An alternative method of integration first involves multiplying the numerator and denominator by $1-\sin x$: this gives $$\begin{align*} \int \frac{1}{1+\sin x} \, dx &= \int \frac{1 - \sin x}{1 - \sin^2 x} \, dx \\ &= \int \frac{1 - \sin x}{\cos^2 x} \, dx \\ &= \int \sec^2 x - \frac{\sin x}{\cos^2 x} \, dx \\ &= \tan x - \int \frac{-du}{u^2}, \quad u = \cos x, du = -\sin x \, dx \\ &= \tan x - \frac{1}{u} + C \\ &= \tan x - \sec x + C. \end{align*}$$ To see the equivalence of this form with the expression $$-\frac{2}{1+\tan \frac{x}{2}} + C,$$ consider their difference, with $\theta = x/2$: $$\begin{align*} \tan x - \sec x + \frac{2}{1 + \tan \frac{x}{2}} &= \frac{\sin 2\theta - 1}{\cos 2\theta} + \frac{2}{1 + \tan \theta} \\ &= \frac{\sin 2\theta - 1}{\cos 2\theta} + \frac{2 \cos \theta}{\sin \theta + \cos \theta} \\ &= \frac{\sin 2\theta - 1 + 2 \cos\theta(\cos \theta - \sin \theta)}{\cos 2\theta} \\ &= \frac{2 \cos^2 \theta - 1}{\cos 2\theta} \\ &= 1. \end{align*}$$ Thus their difference is constant, and both are antiderivatives.
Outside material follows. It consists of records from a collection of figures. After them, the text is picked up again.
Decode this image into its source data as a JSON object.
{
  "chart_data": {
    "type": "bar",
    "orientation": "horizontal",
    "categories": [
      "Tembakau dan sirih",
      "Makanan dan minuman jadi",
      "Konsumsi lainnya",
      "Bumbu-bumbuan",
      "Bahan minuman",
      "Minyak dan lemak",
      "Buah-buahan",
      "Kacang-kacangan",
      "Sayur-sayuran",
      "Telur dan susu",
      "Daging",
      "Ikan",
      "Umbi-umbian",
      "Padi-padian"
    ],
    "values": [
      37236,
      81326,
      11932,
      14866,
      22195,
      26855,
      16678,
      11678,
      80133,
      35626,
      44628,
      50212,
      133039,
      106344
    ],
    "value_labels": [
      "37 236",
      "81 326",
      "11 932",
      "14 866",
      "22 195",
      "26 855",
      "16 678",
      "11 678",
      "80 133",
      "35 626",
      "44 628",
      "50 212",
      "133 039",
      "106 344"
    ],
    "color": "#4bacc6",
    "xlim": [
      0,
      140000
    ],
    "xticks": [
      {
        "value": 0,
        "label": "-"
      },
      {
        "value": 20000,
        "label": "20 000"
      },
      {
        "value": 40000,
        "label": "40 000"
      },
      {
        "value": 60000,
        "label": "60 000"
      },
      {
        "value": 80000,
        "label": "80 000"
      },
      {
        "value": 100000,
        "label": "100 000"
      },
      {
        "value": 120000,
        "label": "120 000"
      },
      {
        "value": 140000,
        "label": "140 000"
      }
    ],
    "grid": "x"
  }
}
Another approach would be to first multiply the integrand by $\dfrac{1-\sin x}{1-\sin x}$ to get $$\begin{aligned}\int \frac{1}{1+\sin x}\,dx &= \int\frac{1-\sin x}{1-\sin^2 x}\,dx\\ &= \int\frac{1-\sin x}{\cos^2x}\,dx \\ &= \int\frac{1}{\cos^2 x}-\frac{\sin x}{\cos^2 x}\,dx \\ &= \int \sec^2x -\frac{\sin x}{\cos^2x}\,dx\\ &= \ldots\end{aligned}$$ The first term is trivial to integrate, and the second integral requires the substitution $u=\cos x$. I leave it to you to finish things off.
Another answer is $$ \int\frac{1}{1+\sin x} dx=-\frac{\cos x}{1+\sin x}+c $$ To show this we write $$ \tan x-\sec x=\frac{\sin x-1}{\cos x}= \frac{(\sin x-1)\cos x}{\cos^2 x}= \frac{(\sin x-1)\cos x}{1-\sin^2 x}= \frac{(\sin x-1)\cos x}{(1-\sin x)(1+\sin x)}= -\frac{\cos x}{1+\sin x}+c $$
Another answer:
Let $x=\dfrac\pi2-2u$. Then $dx=-2du$ and so the integral is $$\int\frac{-2du}{1+\cos(2u)}=-\int \sec^2(u)du=-\tan u+c=\cdots$$ where $c$ is constant.
We used $\cos 2u=2\cos^2 u-1$ and $\sec x=\cos^{-1}x$.